Food, recipes and more

By Chef Chandan Prajapati

Paneer Lababdar / Cottage Cheese in Thick Onion Tomato Gravy


Paneer or Cottage Cheese cut into cubes – 250 gm

Oil for cooking – 4 tbsp approximately

Bay leaf – 1

Cumin seeds – 1 tsp

Whole spices like cardamom, cinnamon and cloves – few of each

Ginger garlic paste – 1 tbsp

Green chilies fine chopped – use 2 to 4 as required

Onion fine chopped – use 4 peeled onions of medium size

Garam masala powder – ½ tsp

Red chilly powder – ½ tsp

Turmeric powder – a pinch

Cumin powder – ½ tsp

Coriander powder – ½ tsp

Kasuri methi or dried fenugreek leaves – 1 tsp

Salt to taste

Fresh Coriander chopped – 2 tbsp

Yogurt – 4 tbsp

Cooking cream 1 tbsp

Honey - 1 tbsp


Red tomatoes chopped – use 6 tomatoes

Char magaz – 50 gm

Cashewnut – 50 gm

Sugar – 1 tsp

Water to boil tomatoes – as required


Chopped fresh coriander leaves

Dried fenugreek leaves


  1. First step is to make the tomato gravy by simply boiling tomatoes, charmagaz, cashew nuts and sugar in some water for 20 minutes.  Make a puree along with the water.

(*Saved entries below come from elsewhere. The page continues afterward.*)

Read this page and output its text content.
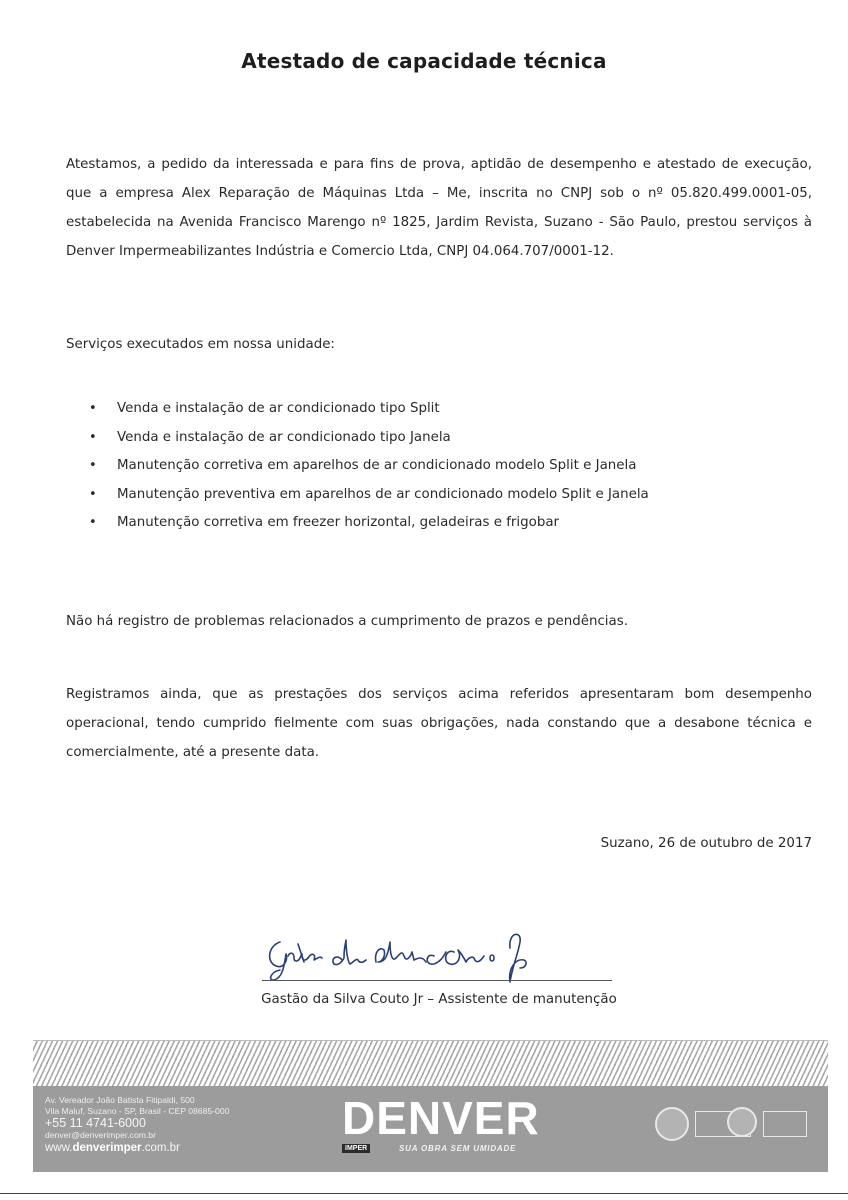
Atestado de capacidade técnica

Atestamos, a pedido da interessada e para fins de prova, aptidão de desempenho e atestado de execução, que a empresa Alex Reparação de Máquinas Ltda – Me, inscrita no CNPJ sob o nº 05.820.499.0001-05, estabelecida na Avenida Francisco Marengo nº 1825, Jardim Revista, Suzano - São Paulo, prestou serviços à Denver Impermeabilizantes Indústria e Comercio Ltda, CNPJ 04.064.707/0001-12.

Serviços executados em nossa unidade:

• Venda e instalação de ar condicionado tipo Split
• Venda e instalação de ar condicionado tipo Janela
• Manutenção corretiva em aparelhos de ar condicionado modelo Split e Janela
• Manutenção preventiva em aparelhos de ar condicionado modelo Split e Janela
• Manutenção corretiva em freezer horizontal, geladeiras e frigobar

Não há registro de problemas relacionados a cumprimento de prazos e pendências.

Registramos ainda, que as prestações dos serviços acima referidos apresentaram bom desempenho operacional, tendo cumprido fielmente com suas obrigações, nada constando que a desabone técnica e comercialmente, até a presente data.

Suzano, 26 de outubro de 2017
Gastão da Silva Couto Jr – Assistente de manutenção
Av. Vereador João Batista Fitipaldi, 500
Vila Maluf, Suzano - SP, Brasil - CEP 08685-000
+55 11 4741-6000
denver@denverimper.com.br
www.denverimper.com.br
DENVER
IMPER	SUA OBRA SEM UMIDADE
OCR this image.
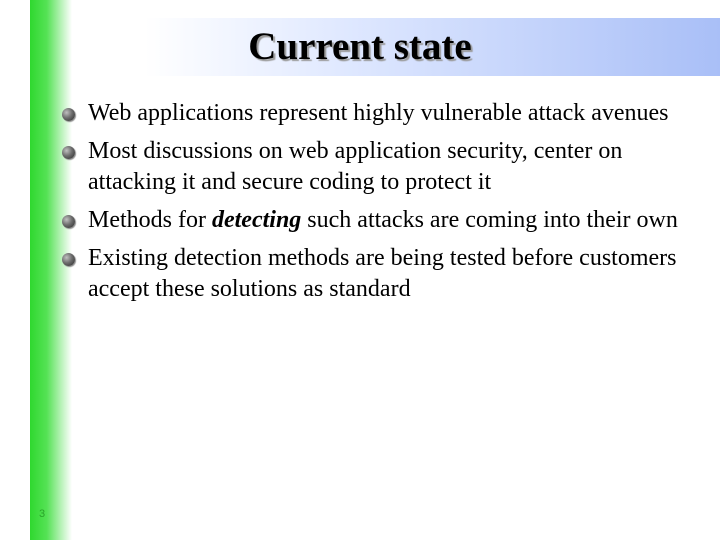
Current state
Web applications represent highly vulnerable attack avenues
Most discussions on web application security, center on attacking it and secure coding to protect it
Methods for detecting such attacks are coming into their own
Existing detection methods are being tested before customers accept these solutions as standard
3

Use this as tomato gravy.
  2. Now heat a pan or kadhai. Add cooking oil. Add bay leaf and cumin seeds. Add whole spices like cardamom, cinnamon and cloves. Stir on medium heat for few seconds. Add the ginger garlic paste, chopped green chillies and chopped onion. Cook till the onion turns brown. Now add tomato gravy and cook till the gravy is thick. Add little water if required. Now add the powdered spices like garam masala powder, red chilly powder, turmeric powder, cumin powder and coriander powder. Rub the kasoori methi in between your two palms and add to the gravy. Add paneer cubes, salt and fesh chopped coriander leaves. Whisk yogurt and gently add to the gravy. Cook for a while. Add little water if the gravy is too thick. Finish with some cream and honey.
  3. Serve hot garnished with some fresh chopped coriander leaves and little kasoori methi.